ECLI:NL:RBDHA:2022:605
Rechtbank Den Haag
- Eerste aanleg - enkelvoudig
- Rechtspraak.nl
Niet-ontvankelijkheid van beroep inzake asielaanvraag en dwangsom
Op 26 juli 2021 heeft eiser beroep ingesteld tegen het inwilligend besluit van 29 juni 2021, waarbij verweerder een verblijfsvergunning heeft verleend aan eiser, geldig tot 29 oktober 2024. Eiser heeft echter op 1 juli 2020 een eerder beroep tegen niet-tijdig beslissen ingetrokken en een verzoek om proceskostenveroordeling ingediend. De rechtbank heeft op 17 januari 2022 het beroep niet-ontvankelijk verklaard en het verzoek om proceskosten afgewezen.

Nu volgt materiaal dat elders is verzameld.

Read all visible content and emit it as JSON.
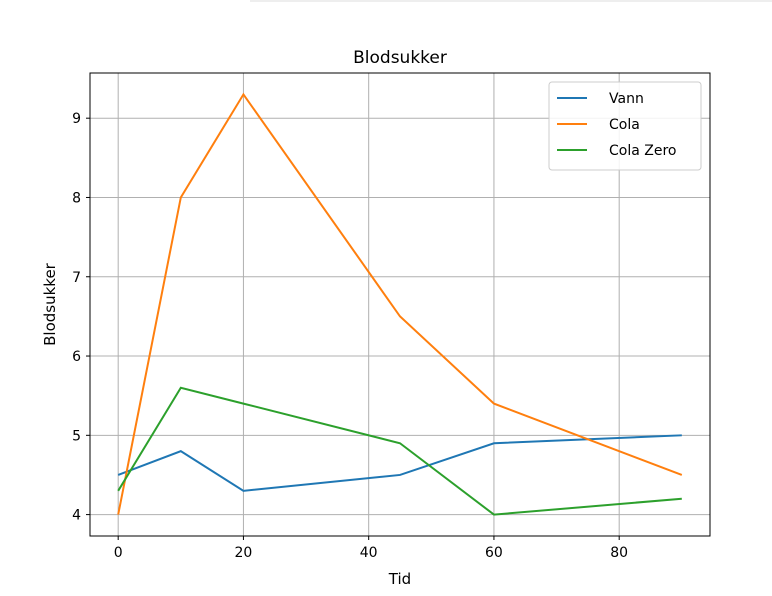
{
  "chart_data": {
    "type": "line",
    "title": "Blodsukker",
    "xlabel": "Tid",
    "ylabel": "Blodsukker",
    "xlim": [
      -4.5,
      94.5
    ],
    "ylim": [
      3.73,
      9.57
    ],
    "xticks": [
      0,
      20,
      40,
      60,
      80
    ],
    "yticks": [
      4,
      5,
      6,
      7,
      8,
      9
    ],
    "grid": true,
    "legend_position": "top-right",
    "x": [
      0,
      10,
      20,
      45,
      60,
      90
    ],
    "series": [
      {
        "name": "Vann",
        "color": "#1f77b4",
        "values": [
          4.5,
          4.8,
          4.3,
          4.5,
          4.9,
          5.0
        ]
      },
      {
        "name": "Cola",
        "color": "#ff7f0e",
        "values": [
          4.0,
          8.0,
          9.3,
          6.5,
          5.4,
          4.5
        ]
      },
      {
        "name": "Cola Zero",
        "color": "#2ca02c",
        "values": [
          4.3,
          5.6,
          5.4,
          4.9,
          4.0,
          4.2
        ]
      }
    ]
  }
}
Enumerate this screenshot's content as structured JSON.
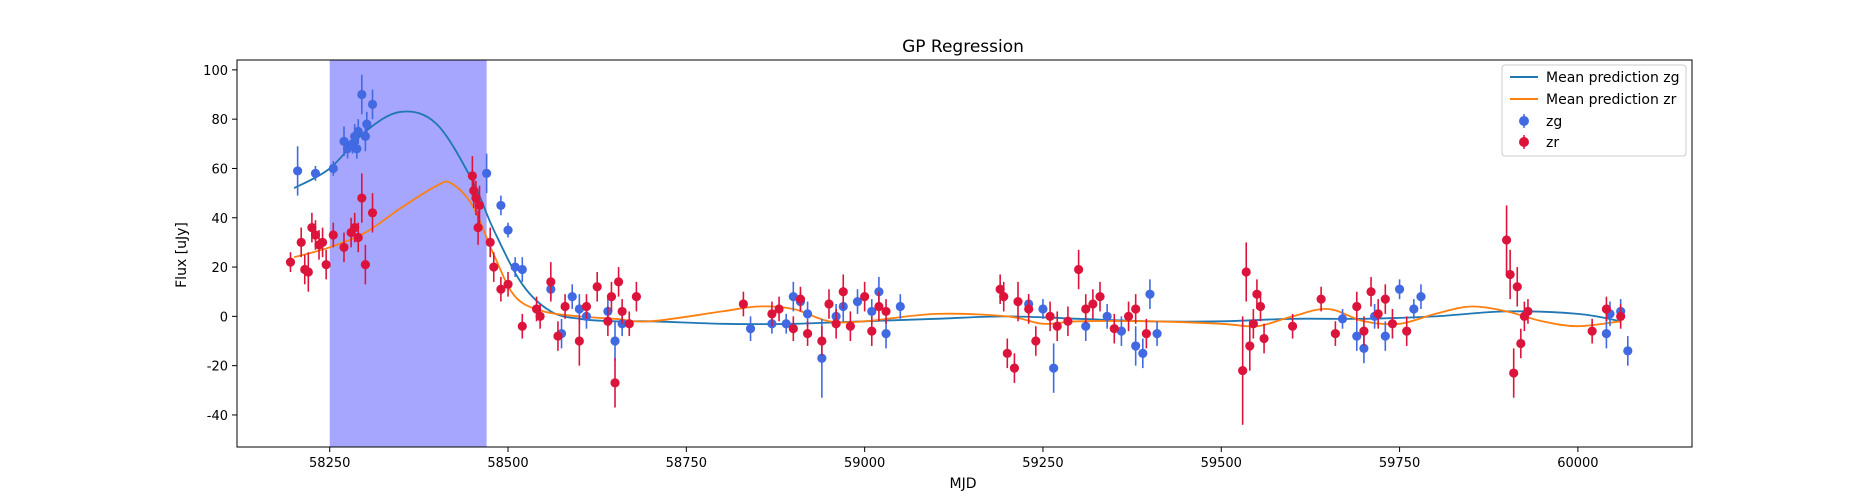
{
  "chart_data": {
    "type": "scatter",
    "title": "GP Regression",
    "xlabel": "MJD",
    "ylabel": "Flux [uJy]",
    "xlim": [
      58120,
      60160
    ],
    "ylim": [
      -53,
      104
    ],
    "xticks": [
      58250,
      58500,
      58750,
      59000,
      59250,
      59500,
      59750,
      60000
    ],
    "yticks": [
      -40,
      -20,
      0,
      20,
      40,
      60,
      80,
      100
    ],
    "shaded_region": {
      "x": [
        58250,
        58470
      ],
      "color": "#a6a6ff"
    },
    "legend_position": "top-right",
    "colors": {
      "zg_line": "#1f77b4",
      "zr_line": "#ff7f0e",
      "zg_points": "#4169e1",
      "zr_points": "#dc143c"
    },
    "series": [
      {
        "name": "Mean prediction zg",
        "kind": "line",
        "x": [
          58200,
          58250,
          58300,
          58350,
          58400,
          58450,
          58480,
          58520,
          58560,
          58600,
          58650,
          58700,
          58800,
          58900,
          59000,
          59100,
          59200,
          59300,
          59400,
          59500,
          59600,
          59700,
          59800,
          59900,
          60000,
          60060
        ],
        "y": [
          52,
          60,
          75,
          83,
          78,
          55,
          35,
          13,
          2,
          -1,
          -2,
          -2,
          -3,
          -3,
          -2,
          -1,
          0,
          -1,
          -2,
          -2,
          -1,
          -1,
          0,
          2,
          1,
          -2
        ]
      },
      {
        "name": "Mean prediction zr",
        "kind": "line",
        "x": [
          58200,
          58250,
          58300,
          58350,
          58400,
          58420,
          58450,
          58480,
          58510,
          58550,
          58600,
          58650,
          58700,
          58800,
          58850,
          58900,
          58950,
          59000,
          59100,
          59200,
          59250,
          59300,
          59400,
          59500,
          59550,
          59600,
          59650,
          59700,
          59750,
          59800,
          59850,
          59900,
          59950,
          60000,
          60060
        ],
        "y": [
          24,
          28,
          34,
          44,
          53,
          54,
          45,
          25,
          8,
          2,
          0,
          -1,
          -2,
          2,
          4,
          3,
          -2,
          -2,
          1,
          0,
          -3,
          -2,
          -2,
          -3,
          -4,
          0,
          3,
          -2,
          -3,
          1,
          4,
          2,
          -2,
          -4,
          -2
        ]
      },
      {
        "name": "zg",
        "kind": "errorbar",
        "points": [
          [
            58205,
            59,
            10
          ],
          [
            58230,
            58,
            3
          ],
          [
            58255,
            60,
            3
          ],
          [
            58270,
            71,
            6
          ],
          [
            58275,
            68,
            4
          ],
          [
            58282,
            70,
            4
          ],
          [
            58285,
            73,
            5
          ],
          [
            58290,
            75,
            5
          ],
          [
            58295,
            90,
            8
          ],
          [
            58300,
            73,
            6
          ],
          [
            58302,
            78,
            5
          ],
          [
            58310,
            86,
            6
          ],
          [
            58288,
            68,
            4
          ],
          [
            58470,
            58,
            8
          ],
          [
            58490,
            45,
            4
          ],
          [
            58500,
            35,
            3
          ],
          [
            58510,
            20,
            4
          ],
          [
            58520,
            19,
            5
          ],
          [
            58560,
            11,
            4
          ],
          [
            58575,
            -7,
            6
          ],
          [
            58590,
            8,
            5
          ],
          [
            58600,
            3,
            6
          ],
          [
            58610,
            0,
            5
          ],
          [
            58640,
            2,
            6
          ],
          [
            58650,
            -10,
            8
          ],
          [
            58660,
            -3,
            5
          ],
          [
            58840,
            -5,
            5
          ],
          [
            58870,
            -3,
            4
          ],
          [
            58890,
            -3,
            4
          ],
          [
            58900,
            8,
            6
          ],
          [
            58910,
            6,
            4
          ],
          [
            58920,
            1,
            5
          ],
          [
            58940,
            -17,
            16
          ],
          [
            58960,
            0,
            5
          ],
          [
            58970,
            4,
            6
          ],
          [
            58990,
            6,
            5
          ],
          [
            59010,
            2,
            5
          ],
          [
            59020,
            10,
            6
          ],
          [
            59030,
            -7,
            6
          ],
          [
            59050,
            4,
            5
          ],
          [
            59250,
            3,
            4
          ],
          [
            59230,
            5,
            4
          ],
          [
            59265,
            -21,
            10
          ],
          [
            59310,
            -4,
            6
          ],
          [
            59340,
            0,
            5
          ],
          [
            59360,
            -6,
            6
          ],
          [
            59380,
            -12,
            8
          ],
          [
            59390,
            -15,
            6
          ],
          [
            59400,
            9,
            6
          ],
          [
            59410,
            -7,
            5
          ],
          [
            59670,
            -1,
            4
          ],
          [
            59690,
            -8,
            6
          ],
          [
            59700,
            -13,
            6
          ],
          [
            59715,
            0,
            5
          ],
          [
            59730,
            -8,
            6
          ],
          [
            59750,
            11,
            4
          ],
          [
            59770,
            3,
            4
          ],
          [
            59780,
            8,
            5
          ],
          [
            60040,
            -7,
            6
          ],
          [
            60045,
            1,
            5
          ],
          [
            60060,
            2,
            5
          ],
          [
            60070,
            -14,
            6
          ]
        ]
      },
      {
        "name": "zr",
        "kind": "errorbar",
        "points": [
          [
            58195,
            22,
            4
          ],
          [
            58210,
            30,
            6
          ],
          [
            58215,
            19,
            6
          ],
          [
            58220,
            18,
            8
          ],
          [
            58225,
            36,
            6
          ],
          [
            58230,
            33,
            6
          ],
          [
            58235,
            29,
            6
          ],
          [
            58240,
            30,
            6
          ],
          [
            58245,
            21,
            6
          ],
          [
            58255,
            33,
            5
          ],
          [
            58270,
            28,
            6
          ],
          [
            58280,
            34,
            6
          ],
          [
            58285,
            36,
            6
          ],
          [
            58290,
            32,
            6
          ],
          [
            58295,
            48,
            10
          ],
          [
            58300,
            21,
            8
          ],
          [
            58310,
            42,
            8
          ],
          [
            58450,
            57,
            8
          ],
          [
            58452,
            51,
            7
          ],
          [
            58455,
            48,
            7
          ],
          [
            58458,
            36,
            7
          ],
          [
            58460,
            45,
            8
          ],
          [
            58475,
            30,
            6
          ],
          [
            58480,
            20,
            6
          ],
          [
            58490,
            11,
            5
          ],
          [
            58500,
            13,
            5
          ],
          [
            58520,
            -4,
            5
          ],
          [
            58540,
            3,
            5
          ],
          [
            58545,
            0,
            5
          ],
          [
            58560,
            14,
            8
          ],
          [
            58570,
            -8,
            6
          ],
          [
            58580,
            4,
            5
          ],
          [
            58600,
            -10,
            10
          ],
          [
            58610,
            4,
            5
          ],
          [
            58625,
            12,
            6
          ],
          [
            58640,
            -2,
            6
          ],
          [
            58645,
            8,
            6
          ],
          [
            58650,
            -27,
            10
          ],
          [
            58655,
            14,
            6
          ],
          [
            58660,
            2,
            5
          ],
          [
            58670,
            -3,
            5
          ],
          [
            58680,
            8,
            6
          ],
          [
            58830,
            5,
            5
          ],
          [
            58870,
            1,
            5
          ],
          [
            58880,
            3,
            5
          ],
          [
            58900,
            -5,
            5
          ],
          [
            58910,
            7,
            5
          ],
          [
            58920,
            -7,
            5
          ],
          [
            58940,
            -10,
            6
          ],
          [
            58950,
            5,
            6
          ],
          [
            58960,
            -3,
            6
          ],
          [
            58970,
            10,
            7
          ],
          [
            58980,
            -4,
            6
          ],
          [
            59000,
            8,
            6
          ],
          [
            59010,
            -6,
            6
          ],
          [
            59020,
            4,
            6
          ],
          [
            59030,
            2,
            5
          ],
          [
            59190,
            11,
            6
          ],
          [
            59195,
            8,
            6
          ],
          [
            59200,
            -15,
            6
          ],
          [
            59210,
            -21,
            6
          ],
          [
            59215,
            6,
            8
          ],
          [
            59230,
            3,
            6
          ],
          [
            59240,
            -10,
            6
          ],
          [
            59260,
            0,
            6
          ],
          [
            59270,
            -4,
            6
          ],
          [
            59285,
            -2,
            6
          ],
          [
            59300,
            19,
            8
          ],
          [
            59310,
            3,
            6
          ],
          [
            59320,
            5,
            6
          ],
          [
            59330,
            8,
            6
          ],
          [
            59350,
            -5,
            6
          ],
          [
            59370,
            0,
            6
          ],
          [
            59380,
            3,
            6
          ],
          [
            59395,
            -7,
            6
          ],
          [
            59530,
            -22,
            22
          ],
          [
            59535,
            18,
            12
          ],
          [
            59540,
            -12,
            10
          ],
          [
            59545,
            -3,
            6
          ],
          [
            59550,
            9,
            6
          ],
          [
            59555,
            4,
            6
          ],
          [
            59560,
            -9,
            6
          ],
          [
            59600,
            -4,
            5
          ],
          [
            59640,
            7,
            5
          ],
          [
            59660,
            -7,
            5
          ],
          [
            59690,
            4,
            6
          ],
          [
            59700,
            -6,
            6
          ],
          [
            59710,
            10,
            6
          ],
          [
            59720,
            1,
            6
          ],
          [
            59730,
            7,
            6
          ],
          [
            59740,
            -3,
            6
          ],
          [
            59760,
            -6,
            6
          ],
          [
            59900,
            31,
            14
          ],
          [
            59905,
            17,
            10
          ],
          [
            59910,
            -23,
            10
          ],
          [
            59915,
            12,
            8
          ],
          [
            59920,
            -11,
            6
          ],
          [
            59925,
            0,
            6
          ],
          [
            59930,
            2,
            5
          ],
          [
            60020,
            -6,
            5
          ],
          [
            60040,
            3,
            5
          ],
          [
            60060,
            0,
            5
          ]
        ]
      }
    ]
  }
}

Eiser heeft op 25 juli 2021 zelfstandig beroep ingesteld tegen het besluit van 29 juni 2021, specifiek gericht op de vaststelling dat verweerder geen dwangsom verschuldigd is. De rechtbank heeft vastgesteld dat het eerdere beroep inzake het besluit van 29 juni 2021 reeds was ingetrokken en dat er al uitspraak was gedaan over het verzoek om proceskostenveroordeling.
Gelet op deze omstandigheden concludeert de rechtbank dat het voorliggende beroep niet-ontvankelijk verklaard dient te worden. De rechtbank heeft deze uitspraak gedaan zonder zitting, op basis van artikel 8:54, eerste lid, van de Algemene wet bestuursrecht. De uitspraak is gedaan door mr. K.M. de Jager, rechter, en openbaar gemaakt op www.rechtspraak.nl. Tegen deze uitspraak kunnen partijen verzet doen binnen zes weken na verzending.